3. Monitor for leakage for 10 minutes or until a leak is sensed. Recalibrate and test again. Two consecutive positive tests confirm condensing section leakage. Two consecutive negative tests rule out a detectable leak.

4. Use the electronic leak detector to check for leaks on the bellows of the pressure controls. Remove the control box cover and place the probe within the housing. Cover the control tightly with a cloth barrier and monitor for 10 minutes as above.

5. If the results are positive, uncover the equipment and begin spray coating with a microfoam solution. If the results are negative, continue to the suction/liquid line leak test that follows.
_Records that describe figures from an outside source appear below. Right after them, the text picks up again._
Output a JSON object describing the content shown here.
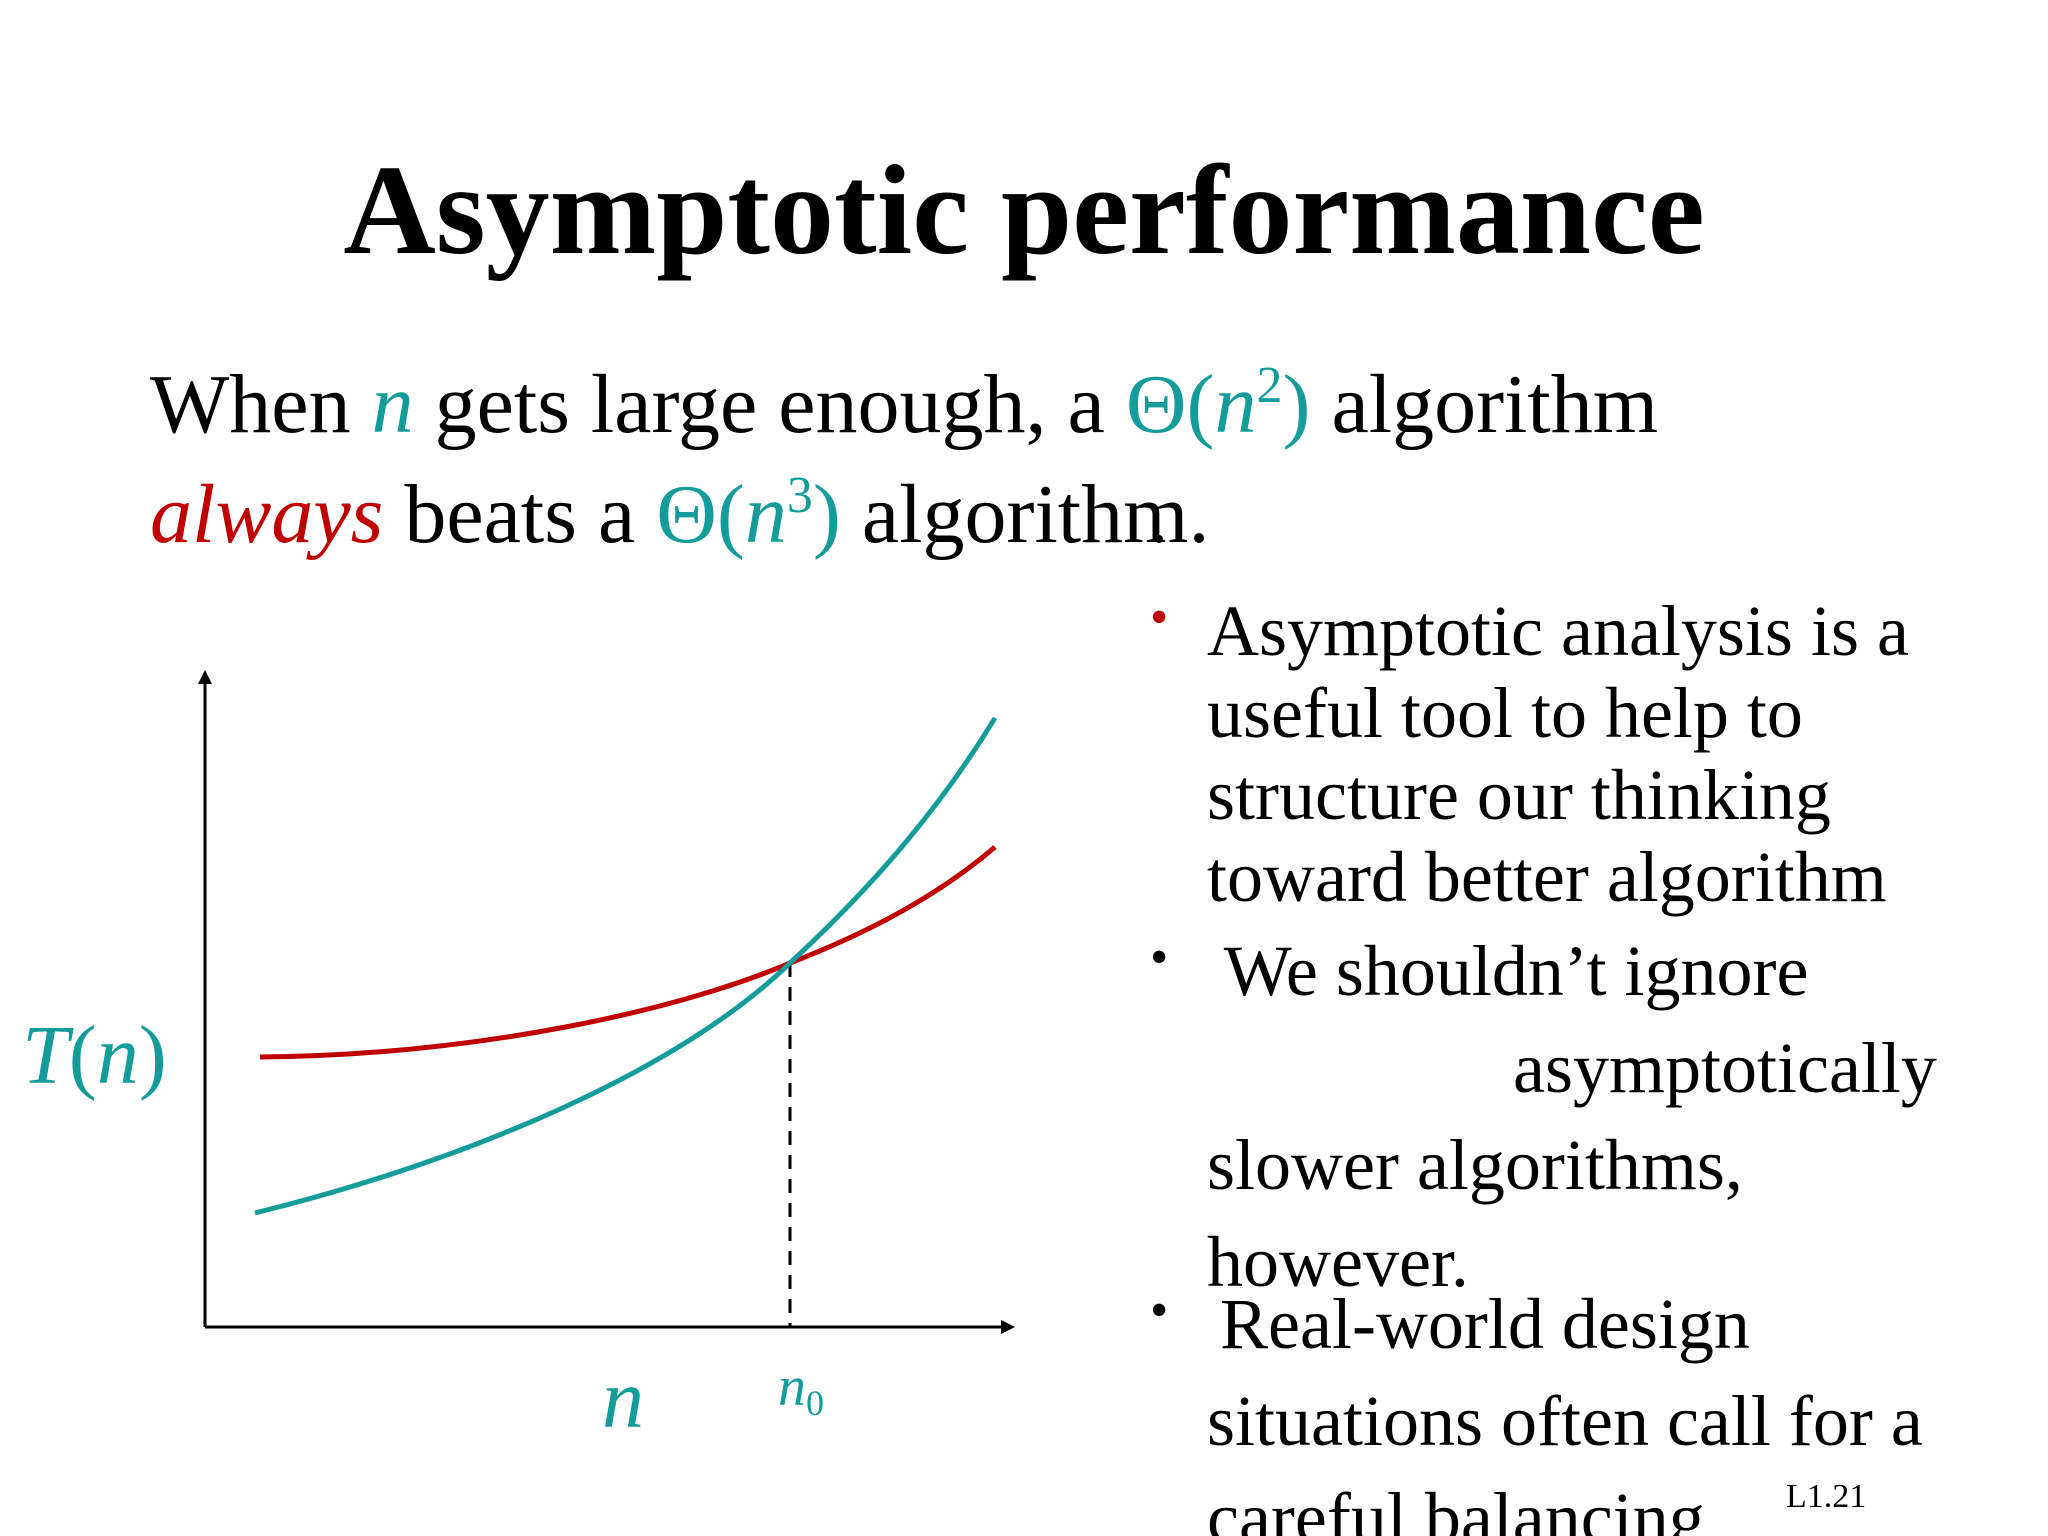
{
  "slide": {
    "title": "Asymptotic performance",
    "intro": {
      "line1": {
        "when": "When ",
        "n": "n",
        "mid": " gets large enough, a ",
        "theta2": "Θ(",
        "n2": "n",
        "exp2": "2",
        "close2": ")",
        "end": " algorithm"
      },
      "line2": {
        "always": "always",
        "mid": " beats a ",
        "theta3": "Θ(",
        "n3": "n",
        "exp3": "3",
        "close3": ")",
        "end": " algorithm."
      }
    },
    "graph": {
      "y_axis_label": {
        "T": "T",
        "open": "(",
        "n": "n",
        "close": ")"
      },
      "x_axis_label": "n",
      "crossover_label": {
        "n": "n",
        "sub": "0"
      }
    },
    "bullets": [
      {
        "marker": "•",
        "marker_color": "#c00000",
        "lines": [
          "Asymptotic analysis is a",
          "useful tool to help to",
          "structure our thinking",
          "toward better algorithm"
        ]
      },
      {
        "marker": "•",
        "marker_color": "#000000",
        "lines": [
          " We shouldn’t ignore",
          "                 asymptotically",
          "slower algorithms,",
          "however."
        ]
      },
      {
        "marker": "•",
        "marker_color": "#000000",
        "lines": [
          "Real-world design",
          "situations often call for a",
          "careful balancing"
        ]
      }
    ],
    "slide_number": "L1.21",
    "colors": {
      "teal": "#139c9a",
      "red": "#c00000"
    }
  }
}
SUCTION AND LIQUID LINE LEAK TEST

The longer the tubing runs are between the evaporator and condensing unit, the greater is the odds for defects. Count on all possibilities whether it be a typical sight glass-drier connection leak to a poor solder joint hidden under pipe insulation.

The suction line can be screened by calibrating an electronic leak detector to its highest sensitivity. Tuck the probe underneath the pipe insulation. Monitor for 10 minute intervals while the system is at rest and fully pressurized to equalization. It may be necessary to insert the probe at several downstream points.

If a leak is sensed, strip off insulation and apply a bubble/foam promoter to all surfaces. If no leak was positively screened, test the liquid line.